Pour ceux qui douteraient encore du caractère visionnaire de l’œuvre de Régis Debray, voilà une « Modeste contribution » de sa part qui ne pourra que les convaincre.

En quatre vingt dix pages Debray livre sa vision de Mai 68 avec le ton incisif et la clairvoyance qu’on lui connaît.

Ce livre écrit en 1978 dresse un tableau plus que réaliste de la société actuelle avec en préambule une accusation aussi lapidaire que méritée :« Mai 68 est le berceau de la nouvelle société bourgeoise ».

Debray réussit à merveille à dissocier folklore militant et caractère intrinsèque du « joli mois de mai ». Si comme il semble le dire bourgeoisie et étudiants « contestataires » ont voulu une dernière fois (« Encore une minute, Monsieur le bourreau » comme le dit Régis Debray) simuler une grande peur de la Révolution ou une répétition d’un nouveau 1848, c’est en fait pour mieux entrer dans la modernité américaine. Les ludions du Quartier Latin n’ont au fond fait que satisfaire les intérêts de la nouvelle bourgeoisie, dont ils s’apprêtaient à faire partie. C’est l’Oeuf de Colomb décrit par Debray : Paris-Los Angeles via Pékin.

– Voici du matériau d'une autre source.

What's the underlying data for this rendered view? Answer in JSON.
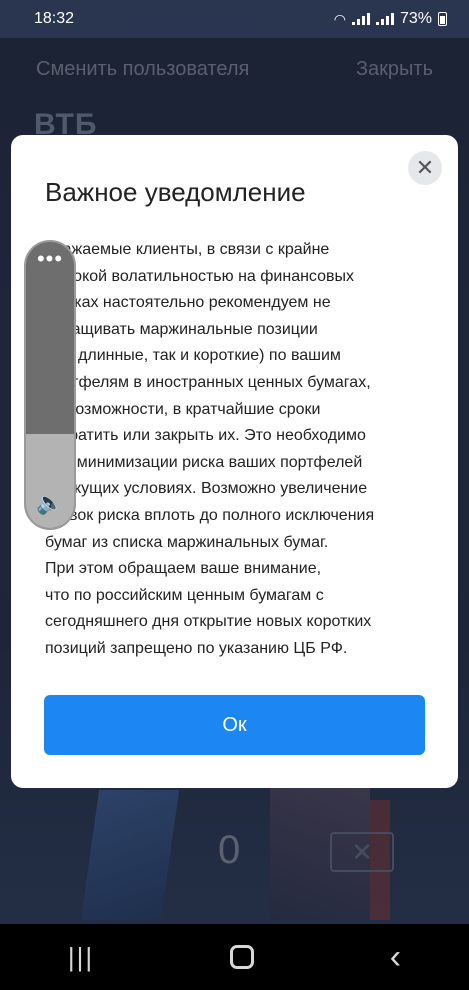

 L’évidente conséquence de mai c’est le départ de celui qui incarnait la France « de la pierre et du seigle, de l’apéro et de l’instit, du oui-papa, oui-patron, oui-chéri », de Gaulle qui laisse sa place moins à l’homme de transition Pompidou qu’aux Giscard, Barre, et à tous les « technos » des cabinets chargés de gérer « l’entreprise France » (Jacques Chirac, le « gaulliste » n’est il pas le plus digne exemple de cette nouvelle génération ?). Le Marché s’emparait de la France et des moindres aspects de sa structure : l’Université évidemment fut la première visée... Les répliques de la secousse de mai ébranlent toujours notre École.

Du « droit à la différence » au désir d’équité en passant par la promotion « des libertés » et aux exercices de repentance collective les « enragés » de mai nous apporté beaucoup... Au fond il ont installé par ce biais leur plus grande conquête : la loi du profit.

A tous les grands « bénéficiaires » de cette « révolution » de mai, à commencer par le citoyen, nous conseillons la lecture de ce pamphlet. Ils y trouveront de quoi mieux comprendre l’étonnante complicité de la « société civile » et de tous les Denis Kessler, des vrais-faux girondins, des humanistes terroristes du Kosovo et de tous les éternels Versaillais frappés par le syndrome de Coblence ou de Berkeley...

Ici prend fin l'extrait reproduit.